Parceiros privados – Apreender

Luciano Meira

"Ao invés de selecionarmos os estudantes por ordem de inscrição, passamos a convidar os jovens que mais se destacavam na plataforma”.

Uma organização oferece, a partir de subsídios e comum preço simbólico, cursos de capacitação para jovens de classe baixa do Recife. No início, os primeiros que se inscreviam tinham chance de se capacitar. Depois das primeiras turmas, percebeu-se que poucos estudantes concluíam o projeto ou por falta de interesse ou porque não atingiam resultados adequados nas avaliações. Então, criou-se, junto com uma startup local, uma solução para otimizar o investimento nesses jovens.

Essa é uma história real. A Joy Street, startup de impacto em educação do Recife, visualizou esse problema e desenvolveu, em parceria com o Porto Digital, uma plataforma gamificada para que a primeira parte dos cursos fosse realizada online. “Assim, ao invés de selecionarmos os estudantes por ordem de inscrição, passamos a convidar os jovens que mais se destacavam na plataforma”, conta Luciano Meira, pesquisador associado. Nesse caso, a startup fez uma parceria com uma Organização Social, mas a Joy Street realiza diversas parcerias com empresas privadas que precisam das soluções que a startup desenvolve.

Por exemplo: uma startup especializada em gamificação, como a Joy Street, pode fazer uma parceria com uma editora de conteúdo para criar uma plataforma com aquele conteúdo gamificado. “Nesse exemplo, a empresa tem a experiência de colocar o conteúdo em papel e uma grande força de vendas; nós, de gamificar esse material. Poderíamos fazer uma joint venture e criar um produto juntos”, explica Meira.

Resumidamente, a gamificação e o conteúdo se uniriam para aguçar nos alunos a Perseverança, “capacidade de perseguir uma meta, ser planejado, organizado, responsável, disciplinado para conquistar isso”; a Cooperação “capacidade de agir de modo cooperativo, altruísta, tolerante, cordial, solidário, de trabalhar em equipe”; a Extroversão, “capacidade de externalizar sentimentos e sensações, autoconfiança, sociabilidade, comunicação objetiva, de se impor/se colocar quando necessário”; o Autocontrole “capacidade de controlar os impulsos, a ansiedade, estresse e outros sentimentos negativos, autoestima”; o Protagonismo, “capacidade de acreditar que as suas conquistas dependem de seu esforço, não de sorte, acaso ou de outros fatores”; e a Curiosidade, “capacidade de estar aberto a novas experiências, sem medo de assumir riscos, ser original, criativo, inventivo”.

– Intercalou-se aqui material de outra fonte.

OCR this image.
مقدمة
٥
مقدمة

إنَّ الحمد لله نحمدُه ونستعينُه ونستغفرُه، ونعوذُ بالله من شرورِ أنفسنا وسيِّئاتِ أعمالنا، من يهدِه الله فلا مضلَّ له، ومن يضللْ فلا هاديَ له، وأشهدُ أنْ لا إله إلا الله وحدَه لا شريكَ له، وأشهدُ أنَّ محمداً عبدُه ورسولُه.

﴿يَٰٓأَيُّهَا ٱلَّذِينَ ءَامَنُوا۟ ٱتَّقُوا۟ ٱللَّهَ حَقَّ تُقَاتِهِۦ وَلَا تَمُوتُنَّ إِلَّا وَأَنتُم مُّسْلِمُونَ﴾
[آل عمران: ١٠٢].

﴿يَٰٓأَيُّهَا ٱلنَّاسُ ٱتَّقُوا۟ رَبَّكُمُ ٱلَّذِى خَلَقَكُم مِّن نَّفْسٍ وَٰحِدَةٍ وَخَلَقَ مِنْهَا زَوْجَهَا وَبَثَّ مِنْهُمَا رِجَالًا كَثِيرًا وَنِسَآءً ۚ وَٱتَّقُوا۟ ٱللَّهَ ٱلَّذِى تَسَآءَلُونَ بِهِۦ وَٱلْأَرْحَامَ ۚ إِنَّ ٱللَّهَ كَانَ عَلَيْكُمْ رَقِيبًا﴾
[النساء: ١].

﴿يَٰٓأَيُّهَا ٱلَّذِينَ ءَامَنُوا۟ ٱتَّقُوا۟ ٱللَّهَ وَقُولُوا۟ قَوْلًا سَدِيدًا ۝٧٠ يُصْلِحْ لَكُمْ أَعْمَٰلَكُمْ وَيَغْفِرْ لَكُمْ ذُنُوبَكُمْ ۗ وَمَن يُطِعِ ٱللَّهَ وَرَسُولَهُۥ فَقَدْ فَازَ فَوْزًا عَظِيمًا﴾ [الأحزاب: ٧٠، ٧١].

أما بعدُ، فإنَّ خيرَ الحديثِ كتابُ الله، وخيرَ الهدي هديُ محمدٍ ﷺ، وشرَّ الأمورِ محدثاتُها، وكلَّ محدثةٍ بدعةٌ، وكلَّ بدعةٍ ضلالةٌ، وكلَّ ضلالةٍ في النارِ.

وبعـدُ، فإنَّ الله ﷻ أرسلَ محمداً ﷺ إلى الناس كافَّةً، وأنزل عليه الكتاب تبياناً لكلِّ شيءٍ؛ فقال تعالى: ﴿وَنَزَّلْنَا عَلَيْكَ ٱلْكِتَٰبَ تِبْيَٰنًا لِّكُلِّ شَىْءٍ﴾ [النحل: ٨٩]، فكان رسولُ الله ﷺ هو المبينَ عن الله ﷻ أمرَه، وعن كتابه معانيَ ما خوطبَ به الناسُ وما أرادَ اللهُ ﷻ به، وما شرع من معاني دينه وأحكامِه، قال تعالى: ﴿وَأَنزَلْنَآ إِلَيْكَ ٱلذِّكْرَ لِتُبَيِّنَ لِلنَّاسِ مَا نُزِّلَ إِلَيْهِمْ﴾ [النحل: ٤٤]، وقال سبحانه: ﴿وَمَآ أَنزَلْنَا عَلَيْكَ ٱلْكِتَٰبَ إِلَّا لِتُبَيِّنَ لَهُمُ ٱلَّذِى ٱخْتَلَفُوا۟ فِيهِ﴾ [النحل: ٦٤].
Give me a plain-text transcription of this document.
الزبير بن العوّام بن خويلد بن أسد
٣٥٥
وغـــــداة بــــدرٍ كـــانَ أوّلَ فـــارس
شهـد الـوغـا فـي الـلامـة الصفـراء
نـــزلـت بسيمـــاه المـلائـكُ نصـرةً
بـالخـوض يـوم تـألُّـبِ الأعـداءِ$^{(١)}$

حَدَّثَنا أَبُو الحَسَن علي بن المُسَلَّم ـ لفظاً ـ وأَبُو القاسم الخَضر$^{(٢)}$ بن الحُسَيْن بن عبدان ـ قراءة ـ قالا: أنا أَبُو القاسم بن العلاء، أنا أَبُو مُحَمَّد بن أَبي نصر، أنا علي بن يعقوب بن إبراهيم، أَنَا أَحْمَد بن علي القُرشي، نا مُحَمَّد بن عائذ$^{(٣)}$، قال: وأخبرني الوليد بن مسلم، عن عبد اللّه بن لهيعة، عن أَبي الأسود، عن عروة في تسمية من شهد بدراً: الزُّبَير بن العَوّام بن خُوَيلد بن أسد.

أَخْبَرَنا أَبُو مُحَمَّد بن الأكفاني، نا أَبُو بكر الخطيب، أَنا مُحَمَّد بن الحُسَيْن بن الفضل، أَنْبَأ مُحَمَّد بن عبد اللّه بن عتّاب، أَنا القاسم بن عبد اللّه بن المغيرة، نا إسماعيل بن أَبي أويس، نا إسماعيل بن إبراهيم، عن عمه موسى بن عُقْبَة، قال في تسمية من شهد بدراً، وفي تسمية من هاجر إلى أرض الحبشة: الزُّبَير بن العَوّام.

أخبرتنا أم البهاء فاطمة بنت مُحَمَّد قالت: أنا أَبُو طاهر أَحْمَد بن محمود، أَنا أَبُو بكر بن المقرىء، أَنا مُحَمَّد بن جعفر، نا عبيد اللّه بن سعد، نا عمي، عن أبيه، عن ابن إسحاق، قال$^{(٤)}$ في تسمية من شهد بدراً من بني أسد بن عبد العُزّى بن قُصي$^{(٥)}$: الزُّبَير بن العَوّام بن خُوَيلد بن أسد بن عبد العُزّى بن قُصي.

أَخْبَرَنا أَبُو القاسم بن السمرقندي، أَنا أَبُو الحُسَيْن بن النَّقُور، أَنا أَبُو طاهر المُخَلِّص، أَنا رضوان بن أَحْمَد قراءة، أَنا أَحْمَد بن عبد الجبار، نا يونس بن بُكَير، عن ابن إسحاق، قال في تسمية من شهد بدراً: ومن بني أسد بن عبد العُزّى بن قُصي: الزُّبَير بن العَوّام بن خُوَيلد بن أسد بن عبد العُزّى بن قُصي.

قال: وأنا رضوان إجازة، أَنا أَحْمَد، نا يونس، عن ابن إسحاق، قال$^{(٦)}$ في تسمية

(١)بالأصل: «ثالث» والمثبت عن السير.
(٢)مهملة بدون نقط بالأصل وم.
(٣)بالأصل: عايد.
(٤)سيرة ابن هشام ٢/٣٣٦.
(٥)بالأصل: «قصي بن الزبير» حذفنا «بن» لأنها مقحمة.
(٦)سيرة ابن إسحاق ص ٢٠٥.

Seria uma parceria de sucesso, sem dúvidas. Mas não deve ser uma limitação à empresa associar-se sempre aos mesmos formatos de parceria. Como alerta a pesquisa Empreendedores de impacto: as dores e as delícias de empreender em educação “é preciso ter cuidado para não ser uma startup de um cliente só, sempre tentando encontrar um modelo de negócio que vai além do patrocínio de uma empresa”.